Currency Impact on Investment in LATAM
Updated: Mar 27
LATAM economic growth is expected to regain momentum in 2020. Accelerating investment in Brazil, Chile, Mexico and even Peru is expected. Inflation is easing: Chile´s central bank slashed its benchmark interest rate to 1.75% from 2% on October 23rd, its third major rate cut since June; and Brazil’s central bank cut rates for the third time in as many months. Interestingly, Fintech startups are fueling part of this growth with cross-border investments from both outside and within the region. Huawei, Amazon and Stripe represent some of the former, and Alaya and IOVLAbs represent examples of the latter.
What all of these cross-border investments have in common is currency risk. When an investor or firm acquires an interest in a LATAM entity, the investor's home currency is converted to the local currency. Subsequent growth, revenue and dividends are valued in local currency during the investment period. At the end of the investment term, the value is converted back to the investors home currency. If the spot rate has moved adversely during this period, gains can easily be swamped by currency losses. LATAM currencies are particularly vulnerable to this effect - of the top seven most volatile currencies against the USD, five are LATAM (ARS, COP, BRL, and CLP). Here are the historical spot rates of the most common target investment currencies- they exhibit heightened volatility and trending depreciation:
An investment made with USD into Mexico in 2014 (spot rate 14) and redeemed in 2019 five years later (spot rate 19) has a 35% deficit to make up, reducing ROI by an annualized 6.2%. This high volatility creates significant risk that needs to be managed if investment goals are to be realized.
The classical tools for managing foreign exchange risk are forward contracts. These lock in a future conversion rate, eliminating risk. So far, so good...However, the forward rate is based upon differential interest rates (to prevent arbitrage) . This often means the forward rate is often worse than the current spot rate (3-4%/yr for COP, BRL), but sometimes is a few percent in the hedgers favor (CLP).

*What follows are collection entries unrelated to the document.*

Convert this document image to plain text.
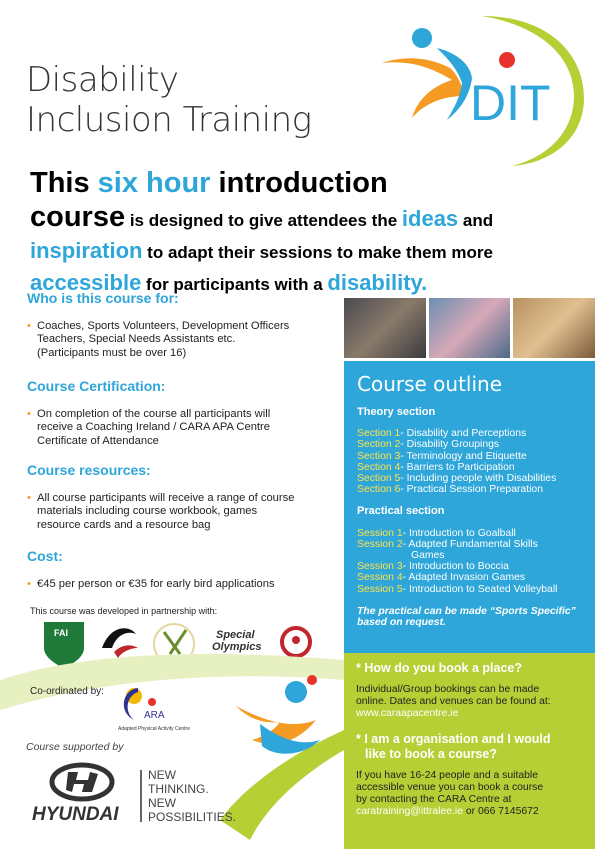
Disability
Inclusion Training	DIT
This six hour introduction
course is designed to give attendees the ideas and
inspiration to adapt their sessions to make them more
accessible for participants with a disability.
Who is this course for:
• Coaches, Sports Volunteers, Development Officers
Teachers, Special Needs Assistants etc.
(Participants must be over 16)
Course Certification:
• On completion of the course all participants will
receive a Coaching Ireland / CARA APA Centre
Certificate of Attendance
Course resources:
• All course participants will receive a range of course
materials including course workbook, games
resource cards and a resource bag
Cost:
• €45 per person or €35 for early bird applications
This course was developed in partnership with:
FAI	Special
Olympics
Co-ordinated by:
ARA
Adapted Physical Activity Centre
Course supported by
HYUNDAI
NEW
THINKING.
NEW
POSSIBILITIES.
Course outline
Theory section
Section 1- Disability and Perceptions
Section 2- Disability Groupings
Section 3- Terminology and Etiquette
Section 4- Barriers to Participation
Section 5- Including people with Disabilities
Section 6- Practical Session Preparation
Practical section
Session 1- Introduction to Goalball
Session 2- Adapted Fundamental Skills
Games
Session 3- Introduction to Boccia
Session 4- Adapted Invasion Games
Session 5- Introduction to Seated Volleyball
The practical can be made “Sports Specific”
based on request.
* How do you book a place?

Individual/Group bookings can be made
online. Dates and venues can be found at:
www.caraapacentre.ie

* I am a organisation and I would
like to book a course?

If you have 16-24 people and a suitable
accessible venue you can book a course
by contacting the CARA Centre at
caratraining@ittralee.ie or 066 7145672
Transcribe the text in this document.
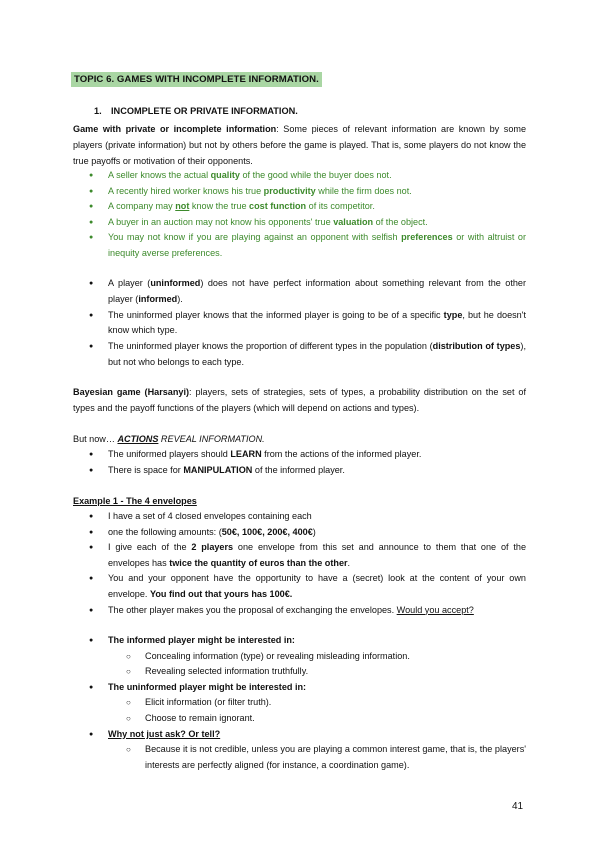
TOPIC 6. GAMES WITH INCOMPLETE INFORMATION.
1. INCOMPLETE OR PRIVATE INFORMATION.
Game with private or incomplete information: Some pieces of relevant information are known by some players (private information) but not by others before the game is played. That is, some players do not know the true payoffs or motivation of their opponents.
● A seller knows the actual quality of the good while the buyer does not.
● A recently hired worker knows his true productivity while the firm does not.
● A company may not know the true cost function of its competitor.
● A buyer in an auction may not know his opponents' true valuation of the object.
● You may not know if you are playing against an opponent with selfish preferences or with altruist or inequity averse preferences.
● A player (uninformed) does not have perfect information about something relevant from the other player (informed).
● The uninformed player knows that the informed player is going to be of a specific type, but he doesn't know which type.
● The uninformed player knows the proportion of different types in the population (distribution of types), but not who belongs to each type.
Bayesian game (Harsanyi): players, sets of strategies, sets of types, a probability distribution on the set of types and the payoff functions of the players (which will depend on actions and types).
But now… ACTIONS REVEAL INFORMATION.
● The uniformed players should LEARN from the actions of the informed player.
● There is space for MANIPULATION of the informed player.
Example 1 - The 4 envelopes
● I have a set of 4 closed envelopes containing each
● one the following amounts: (50€, 100€, 200€, 400€)
● I give each of the 2 players one envelope from this set and announce to them that one of the envelopes has twice the quantity of euros than the other.
● You and your opponent have the opportunity to have a (secret) look at the content of your own envelope. You find out that yours has 100€.
● The other player makes you the proposal of exchanging the envelopes. Would you accept?
● The informed player might be interested in:
○ Concealing information (type) or revealing misleading information.
○ Revealing selected information truthfully.
● The uninformed player might be interested in:
○ Elicit information (or filter truth).
○ Choose to remain ignorant.
● Why not just ask? Or tell?
○ Because it is not credible, unless you are playing a common interest game, that is, the players' interests are perfectly aligned (for instance, a coordination game).
41
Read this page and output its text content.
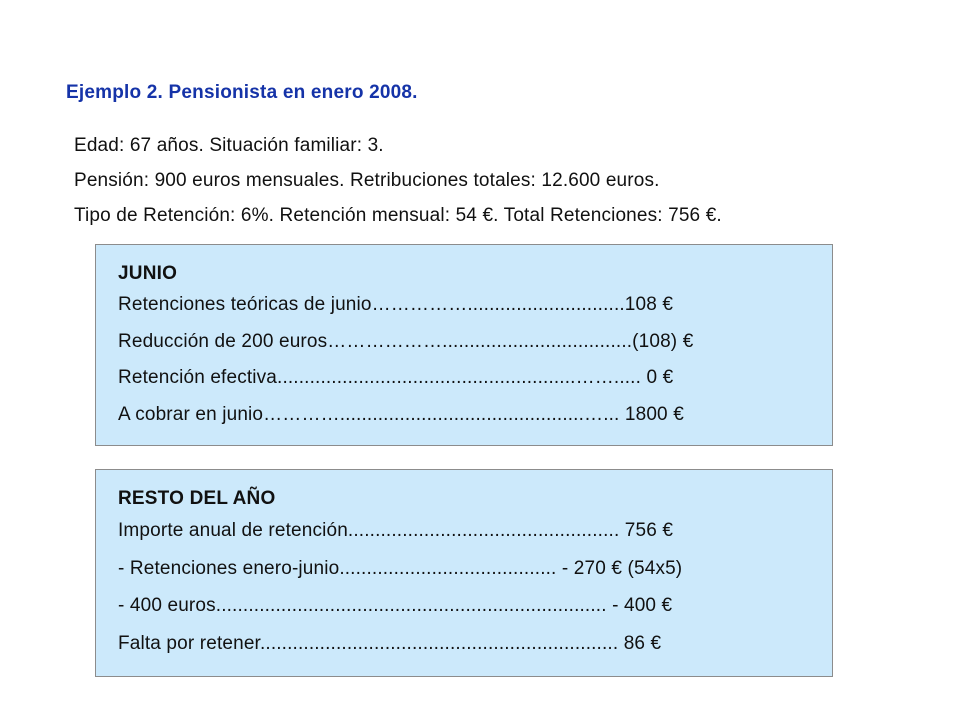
Ejemplo 2. Pensionista en enero 2008.
Edad: 67 años. Situación familiar: 3.
Pensión: 900 euros mensuales. Retribuciones totales: 12.600 euros.
Tipo de Retención: 6%. Retención mensual: 54 €. Total Retenciones: 756 €.
JUNIO
Retenciones teóricas de junio…………….............................108 €
Reducción de 200 euros………………...................................(108) €
Retención efectiva.......................................................……..... 0 €
A cobrar en junio………….............................................…... 1800 €
RESTO DEL AÑO
Importe anual de retención.................................................. 756 €
- Retenciones enero-junio........................................ - 270 € (54x5)
- 400 euros........................................................................ - 400 €
Falta por retener.................................................................. 86 €
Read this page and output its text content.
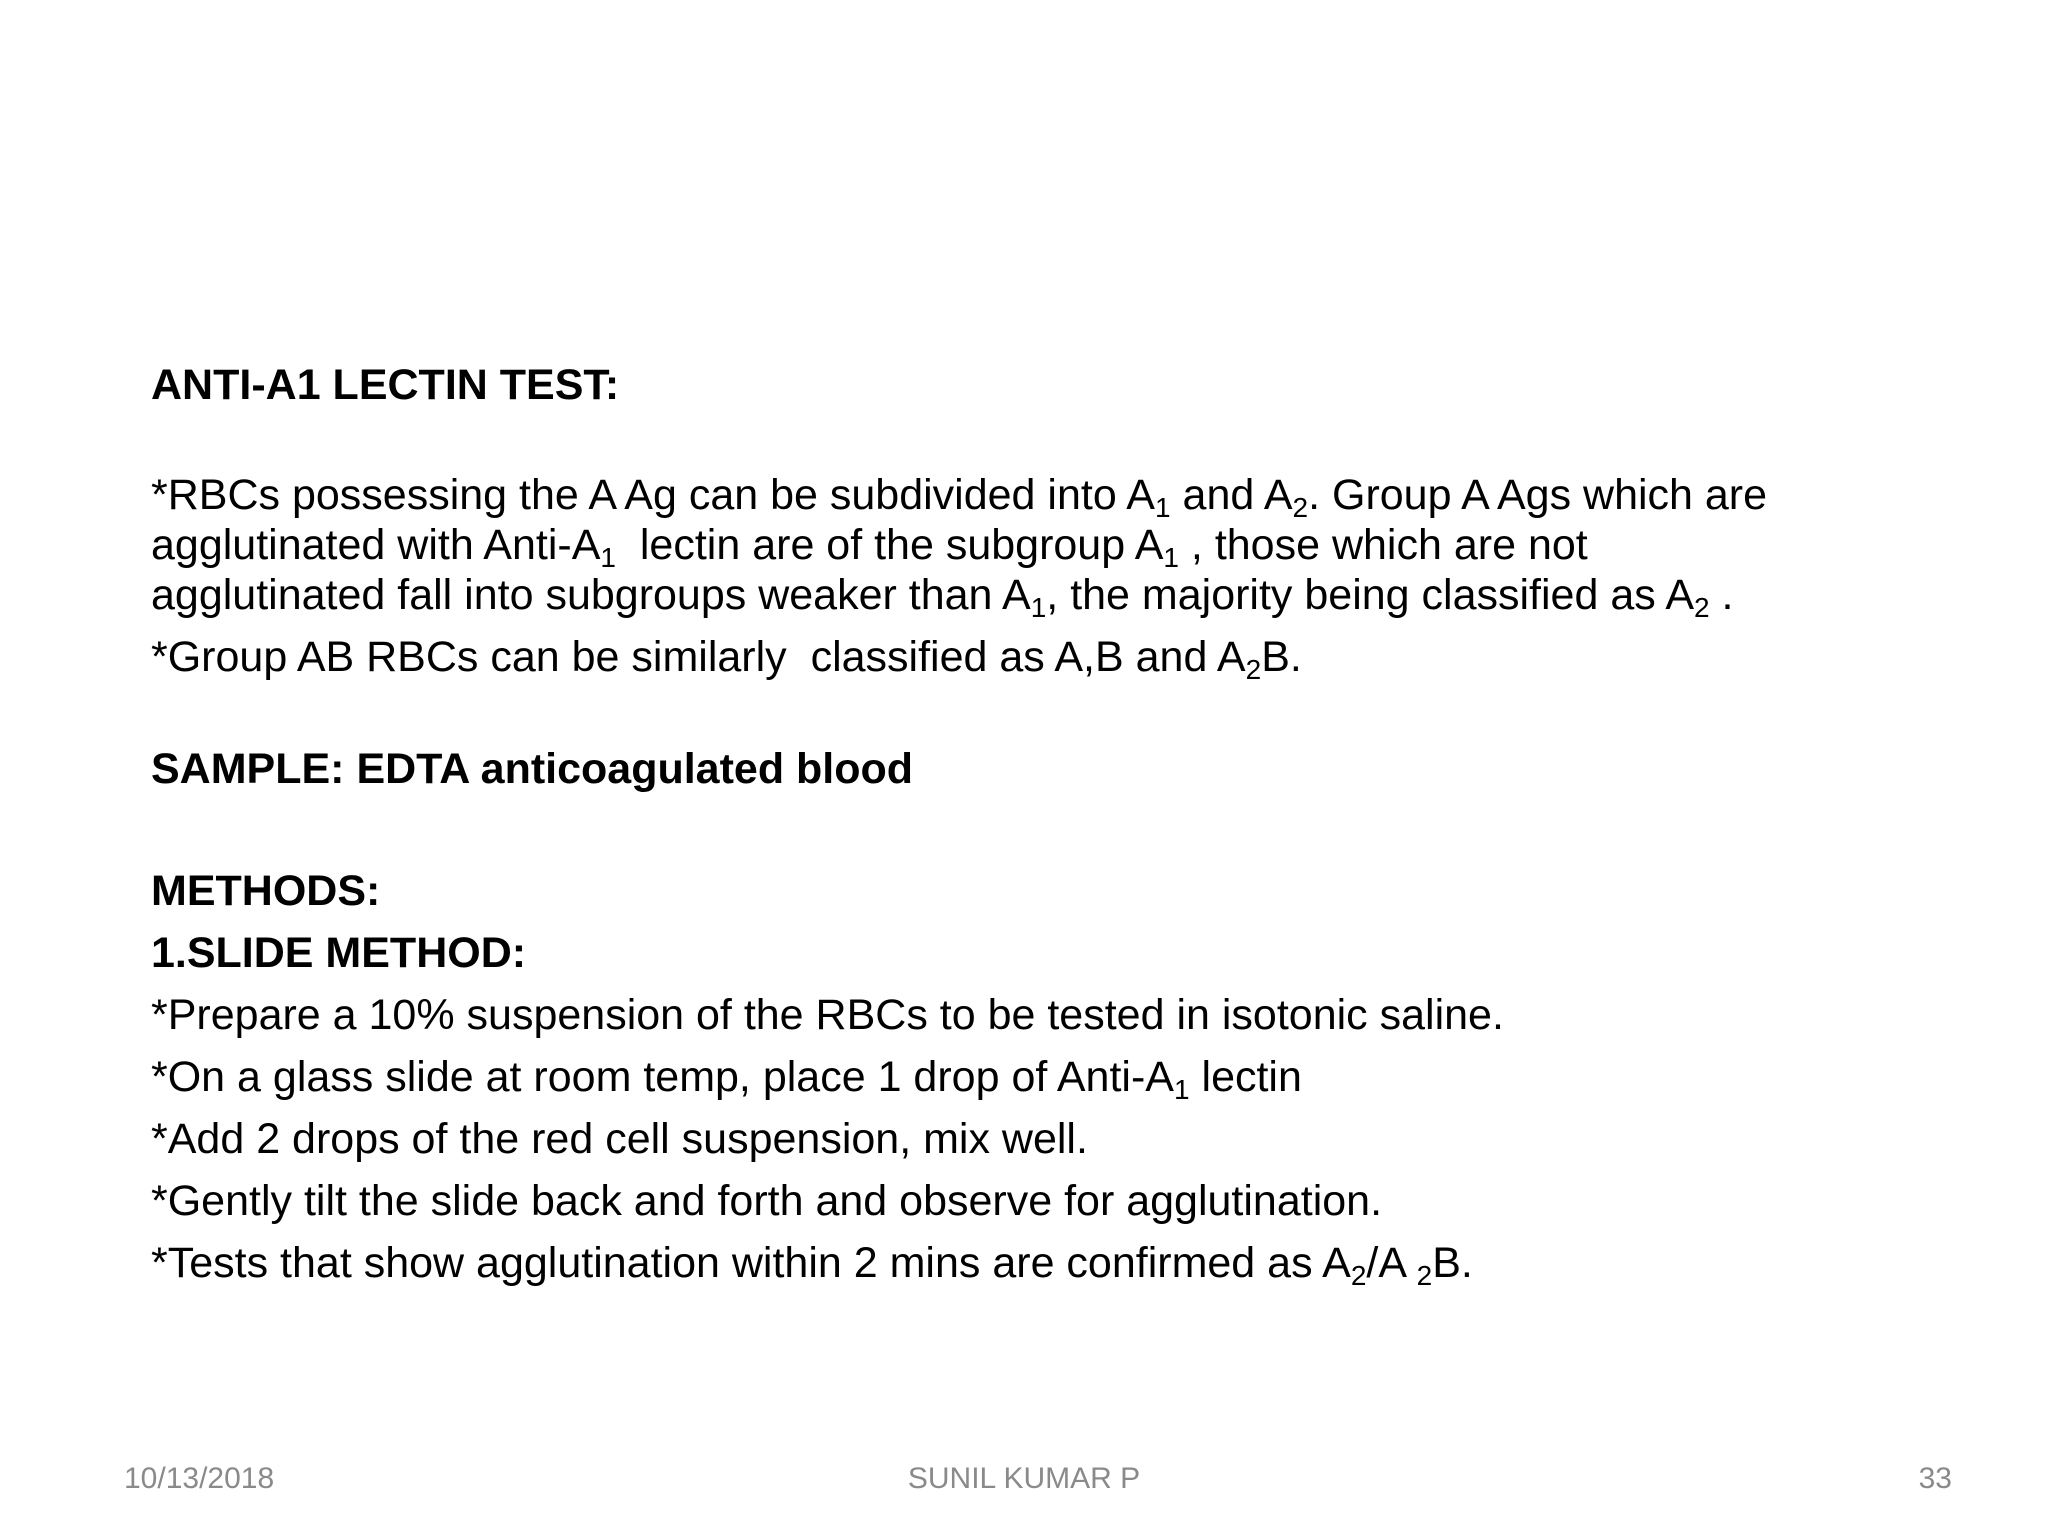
ANTI-A1 LECTIN TEST:
*RBCs possessing the A Ag can be subdivided into $A_1$ and $A_2$. Group A Ags which are
agglutinated with Anti-$A_1$  lectin are of the subgroup $A_1$ , those which are not
agglutinated fall into subgroups weaker than $A_1$, the majority being classified as $A_2$ .
*Group AB RBCs can be similarly  classified as A,B and $A_2B$.
SAMPLE: EDTA anticoagulated blood
METHODS:
1.SLIDE METHOD:
*Prepare a 10% suspension of the RBCs to be tested in isotonic saline.
*On a glass slide at room temp, place 1 drop of Anti-$A_1$ lectin
*Add 2 drops of the red cell suspension, mix well.
*Gently tilt the slide back and forth and observe for agglutination.
*Tests that show agglutination within 2 mins are confirmed as $A_2/A$ $_2$B.
10/13/2018	SUNIL KUMAR P	33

Thus, picking a hedge ratio is an exercise in optimization.
Given the expense of this insurance for some currency pairs, alternatives are sometimes employed. Proxy hedging - the use of a basket of more liquid currency forwards that track the target currency closely -is one common solution. Choosing the basket and the hedge ratios of its components is now done using machine-learning enhanced techniques to avoid the many pitfalls of linear regression.
Forwards are a safe and assured for managing predictable cash flows (dividends, interest rate payments on debt, corporate earnings). What happens if the cash flows are not at all assured? For example, the Uruguayan firm IOVLabs recently announced the acquisition of Taringa, an Argentine social media platform. Usually, during acquisitions, there is a due diligence period which may last 3-6 months. During that time the UYU/ARS spot may (will!) move significantly, representing a large valuation risk. Forwards are not an alternative for deal-contingent hedging because if the deal unwinds, the hedge must as well; and forward contracts are not able to be cancelled.
Options might be a choice if both currencies are liquid/fungible; not exactly the case here. In situations like this, using a basket of currencies that has been selected to minimize volatility between the two target currencies (buyer and seller) may be an alternative. The buyer exchanges the purchase price into the basket of currencies. At the end of the due diligence period the buyer has a choice- they may convert the basket to the seller's currency and complete the deal; OR if the deal has unwound, they can convert back into their home currency. Conversion optionality over a lengthy and uncertain due diligence period can be achieved. Again, machine learning and constrained optimization techniques may be used to select the minimal volatility basket.
Taking advantage of LATAM's accelerating growth and abating inflation makes sense for investors within and outside of the region. Chile, Columbia and Peru all are expecting GDP growth of nearly 3%, and Bolivia nearing 3.7%. However, currency fluctuations pose one of the larger risks to such cross-border investment.
Fortunately, many tools are available to the investor to manage this risk: forward contracts where reasonable, proxy baskets otherwise. Contingent deal risk - always a challenge - is also manageable without going to the expense of options. Advances in algorithms, machine learning and AI have enhanced the ability of hedgers to manage risk and enjoy safe returns from investing in LATAM.